Ranah tugas seorang guru idealnya tidak lagi dibatasi tembok-tembok ruang
kelas, tetapi harus sudah mampu merambah ke “dunia lain”; dunia yang akan terus
melecutnya menjadi sosok inspiratif; sosok yang mampu mengilhami peserta didik
menjadi generasi masa depan yang cerdas, baik secara intelektual, emosional,
spiritual, maupun sosial.
Ø Pertama,
popularitas. Melalui tulisan, seorang guru mampu menyuguhkan
pemikiran-pemikiran kritis dan kreatif kepada publik dengan jangkauan yang
(nyaris) tak terbatas. Semakin banyak tulisan yang sukses menembus media cetak,
nama sang penulis juga akan makin pupuler dan mendapatkan tempat tersendiri di
mata pembaca. Dengan demikian, guru yang membudayakan aktivitas menulis akan
mampu membangun opini publik terhadap persoalan-persoalan pendidikan yang
hingga saat ini masih sarat dengan beban masalah.
Ø Kedua,
profesionalisme. Secara langsung, sebuah tulisan memang tidak bisa memberikan
manfaat praktis terhadap peningkatan mutu proses pembelajaran dan bisa menyihir
generasi masa depan negeri ini menjadi sosok yang cerdas dan berkarakter
Ø Ketiga,
aktualisasi diri.
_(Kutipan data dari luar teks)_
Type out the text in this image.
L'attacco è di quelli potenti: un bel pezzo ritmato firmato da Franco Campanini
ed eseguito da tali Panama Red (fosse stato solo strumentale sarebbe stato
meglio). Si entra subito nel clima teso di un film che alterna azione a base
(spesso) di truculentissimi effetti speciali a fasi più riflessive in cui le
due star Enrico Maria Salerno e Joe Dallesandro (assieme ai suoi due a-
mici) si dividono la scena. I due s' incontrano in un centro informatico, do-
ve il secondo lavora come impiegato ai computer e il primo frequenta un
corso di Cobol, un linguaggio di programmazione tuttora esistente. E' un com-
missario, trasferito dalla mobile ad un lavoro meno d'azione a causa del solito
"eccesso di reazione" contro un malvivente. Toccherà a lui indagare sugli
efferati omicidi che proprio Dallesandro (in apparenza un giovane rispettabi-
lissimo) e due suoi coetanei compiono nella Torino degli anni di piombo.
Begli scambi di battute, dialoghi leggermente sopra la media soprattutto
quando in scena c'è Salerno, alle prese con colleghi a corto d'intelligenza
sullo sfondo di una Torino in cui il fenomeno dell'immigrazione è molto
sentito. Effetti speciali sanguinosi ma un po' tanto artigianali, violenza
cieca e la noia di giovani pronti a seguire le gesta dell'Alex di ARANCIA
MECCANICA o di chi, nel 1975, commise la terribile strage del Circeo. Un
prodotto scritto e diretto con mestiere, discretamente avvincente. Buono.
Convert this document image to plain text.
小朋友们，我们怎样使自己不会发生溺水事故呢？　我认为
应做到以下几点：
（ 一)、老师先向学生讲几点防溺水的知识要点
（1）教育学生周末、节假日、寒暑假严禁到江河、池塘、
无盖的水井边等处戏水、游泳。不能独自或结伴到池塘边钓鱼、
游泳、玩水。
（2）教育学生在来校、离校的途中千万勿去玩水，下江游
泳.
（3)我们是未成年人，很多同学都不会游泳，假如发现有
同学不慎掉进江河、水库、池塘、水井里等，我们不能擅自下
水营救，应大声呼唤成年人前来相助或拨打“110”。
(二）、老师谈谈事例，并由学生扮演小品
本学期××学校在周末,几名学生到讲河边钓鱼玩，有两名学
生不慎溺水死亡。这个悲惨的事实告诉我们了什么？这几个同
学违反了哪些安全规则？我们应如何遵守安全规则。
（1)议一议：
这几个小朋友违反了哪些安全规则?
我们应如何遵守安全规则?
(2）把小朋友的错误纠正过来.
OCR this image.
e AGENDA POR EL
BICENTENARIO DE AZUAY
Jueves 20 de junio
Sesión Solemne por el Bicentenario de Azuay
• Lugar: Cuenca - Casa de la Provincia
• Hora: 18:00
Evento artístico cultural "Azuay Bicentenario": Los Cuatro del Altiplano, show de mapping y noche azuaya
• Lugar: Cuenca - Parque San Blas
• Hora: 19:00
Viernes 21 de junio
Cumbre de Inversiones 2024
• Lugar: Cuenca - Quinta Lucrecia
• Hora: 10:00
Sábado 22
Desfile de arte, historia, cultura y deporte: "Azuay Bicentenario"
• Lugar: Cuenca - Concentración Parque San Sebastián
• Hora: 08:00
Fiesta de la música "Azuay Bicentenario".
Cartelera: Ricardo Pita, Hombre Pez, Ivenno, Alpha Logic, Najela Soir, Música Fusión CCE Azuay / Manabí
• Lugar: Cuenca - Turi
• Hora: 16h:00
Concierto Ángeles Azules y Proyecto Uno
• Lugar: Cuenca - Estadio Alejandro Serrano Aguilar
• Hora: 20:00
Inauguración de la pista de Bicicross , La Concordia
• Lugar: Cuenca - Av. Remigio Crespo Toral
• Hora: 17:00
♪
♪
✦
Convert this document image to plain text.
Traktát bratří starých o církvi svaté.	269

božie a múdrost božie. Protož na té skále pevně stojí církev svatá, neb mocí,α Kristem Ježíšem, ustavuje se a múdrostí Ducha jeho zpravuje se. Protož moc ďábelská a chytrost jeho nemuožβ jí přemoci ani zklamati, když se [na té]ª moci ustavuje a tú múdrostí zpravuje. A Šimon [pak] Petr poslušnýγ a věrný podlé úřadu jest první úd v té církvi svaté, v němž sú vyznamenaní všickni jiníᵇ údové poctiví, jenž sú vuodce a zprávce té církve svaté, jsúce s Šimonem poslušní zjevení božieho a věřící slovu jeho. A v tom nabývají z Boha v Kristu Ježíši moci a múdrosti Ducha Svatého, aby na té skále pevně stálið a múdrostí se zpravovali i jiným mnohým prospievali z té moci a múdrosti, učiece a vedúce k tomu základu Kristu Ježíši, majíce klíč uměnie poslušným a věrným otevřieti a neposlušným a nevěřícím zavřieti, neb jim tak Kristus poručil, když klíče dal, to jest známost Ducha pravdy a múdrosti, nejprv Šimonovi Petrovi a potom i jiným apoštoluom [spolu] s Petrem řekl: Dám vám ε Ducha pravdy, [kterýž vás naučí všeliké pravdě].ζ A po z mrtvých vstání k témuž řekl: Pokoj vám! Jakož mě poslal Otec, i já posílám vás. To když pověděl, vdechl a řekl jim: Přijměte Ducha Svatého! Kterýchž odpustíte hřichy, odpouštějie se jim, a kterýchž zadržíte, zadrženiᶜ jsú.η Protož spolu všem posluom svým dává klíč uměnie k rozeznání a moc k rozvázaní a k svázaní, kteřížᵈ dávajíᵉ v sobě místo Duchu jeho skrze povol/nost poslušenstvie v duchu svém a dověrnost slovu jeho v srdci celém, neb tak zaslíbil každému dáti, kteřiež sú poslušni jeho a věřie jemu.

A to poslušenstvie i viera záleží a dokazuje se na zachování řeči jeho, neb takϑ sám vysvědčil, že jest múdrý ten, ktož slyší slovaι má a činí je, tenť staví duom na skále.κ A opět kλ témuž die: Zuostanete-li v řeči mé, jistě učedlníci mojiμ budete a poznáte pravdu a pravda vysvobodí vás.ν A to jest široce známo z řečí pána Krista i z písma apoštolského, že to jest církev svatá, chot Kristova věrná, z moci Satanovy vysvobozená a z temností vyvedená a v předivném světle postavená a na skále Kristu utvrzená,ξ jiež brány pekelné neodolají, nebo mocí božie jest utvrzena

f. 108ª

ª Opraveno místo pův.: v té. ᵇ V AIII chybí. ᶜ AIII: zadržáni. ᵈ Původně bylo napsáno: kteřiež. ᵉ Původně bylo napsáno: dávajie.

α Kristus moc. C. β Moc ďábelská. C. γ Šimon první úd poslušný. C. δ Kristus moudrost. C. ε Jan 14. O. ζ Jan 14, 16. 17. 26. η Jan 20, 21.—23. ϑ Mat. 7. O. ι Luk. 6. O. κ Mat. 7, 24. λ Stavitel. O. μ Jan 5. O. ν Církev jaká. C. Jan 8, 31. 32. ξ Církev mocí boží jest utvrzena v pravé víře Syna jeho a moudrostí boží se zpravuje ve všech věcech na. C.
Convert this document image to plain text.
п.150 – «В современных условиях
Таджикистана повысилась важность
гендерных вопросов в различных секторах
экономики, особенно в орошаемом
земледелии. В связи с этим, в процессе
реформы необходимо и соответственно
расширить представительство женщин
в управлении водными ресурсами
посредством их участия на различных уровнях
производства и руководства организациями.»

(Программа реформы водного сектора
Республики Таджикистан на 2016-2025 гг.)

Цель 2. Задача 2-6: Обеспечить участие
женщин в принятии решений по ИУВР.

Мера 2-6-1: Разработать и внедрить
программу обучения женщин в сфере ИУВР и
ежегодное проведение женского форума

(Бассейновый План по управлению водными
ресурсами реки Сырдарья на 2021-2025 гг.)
Secara internal, tulisan bisa dijadikan sebagai media untuk
beraktualisasi diri. Melalui opini yang disajikan dalam sebuah tulisan,
gagasan-gagasan kreatif seorang guru makin memperkokoh posisi dan legitimasi
sosialnya di mata publik sehingga sosok guru makin terhormat dan bermartabat.
Sebagai praktisi yang merasakan denyut kehidupan dunia pendidikan secara
langsung, gagasan-gagasan kreatif dan orisinil dari seorang guru sangat
dibutuhkan untuk membangun desain pendidikan yang lebih mencerdaskan dan
mencerahkan.
Ø Keempat,
katarsis diri. Sebagai sosok yang berdiri di garda depan dalam dunia
pendidikan, guru jelas sangat memahami silang-sengkarutnya dunia pendidikan
yang hingga kini belum sanggup melahirkan generasi yang cerdas dan berkarakter.
Kelima,
mengasah kepekaan. Guru abad ke-21 tidak cukup hanya menjadi guru kurikulum
yang menafsirkan kurikulum semacam “kitab suci” yang monotafsir.
Ø Keenam, finansial.
Ini merupakan keuntungan lain yang bisa didapatkan seorang guru di balik
jerih-payahnya menekuni dunia kepenulisan. Saat ini media cetak sangat
menghargai tulisan karya guru yang dinilai kreatif, inovatif, dan orisinil.
Rubrik media cetak pun terbuka luas bagi seorang guru untuk berkarya.
- Kreatifitas dalam Pemanfaatan Media Belajar
Media belajar adalah alat atau benda
yang dapat mendukung proses pembelajaran di kelas. Fungsi Media Belajar (1)
membantu siswa dalam memahami konsep abstrak yang diajarkan, (2) meningkatkan
motivasi siswa dalam belajar, (3) Mengurangi terjadinya misunderstanding, (4)
Memotivasi guru untuk mengembangkan pengetahuan. Dalam hal media belajar,
kreatifitas guru dalam media belajar diarahkan untuk:
Ø
Mereduksi
hal-hal yang terlalu abstrak dalam materi belajar
Ø Membantu siswa mengintegrasikan
materi belajar ke dalam situasi yang nyata.
Guru yang kreatif dapat dicirikan
dari kemampuannya dalam melaksanakan tugas, peran dan fungsinya secara profesional.
Menurut artikel yang ditulis
oleh Ali Ansori, S.S, M.Pd,. Ada 9 ciri yang harus diusahakan/ dilakukan
guru agar ia termasuk guru yang
kreatif, yaitu:
1) Mampu mengekspos siswa pada hal-hal yang bisa membantu mereka dalam belajar,
2) Mampu melibatkan
mereka dalam segala aktivitas pembelajaran,
3) Mampu memberikan
motivasi buat siswa baik secara verbal maupun non verbal,
4) Mampu
mengembangkan strategi pembelajaran (penerapan pendekatan, metode, model dan …..tehnik) dalam proses
pembelajaran yang sesuai dengan kebutuhan siswa dan karakter materi,
5) Mampu
menciptakan pembelajaran yang joyful dan meaningful,
6) Mampu
berimprovisasi dalam proses pembelajaran
7) Mampu membuat
dan mengembangkan media pembelajaran yang menarik dan aplikatif,
8) Mampu membuat
dan mengembangkan bahan ajar yang variatif, dan
9) Mampu
menghasilkan inovasi-inovasi baru dalam pembelajaran.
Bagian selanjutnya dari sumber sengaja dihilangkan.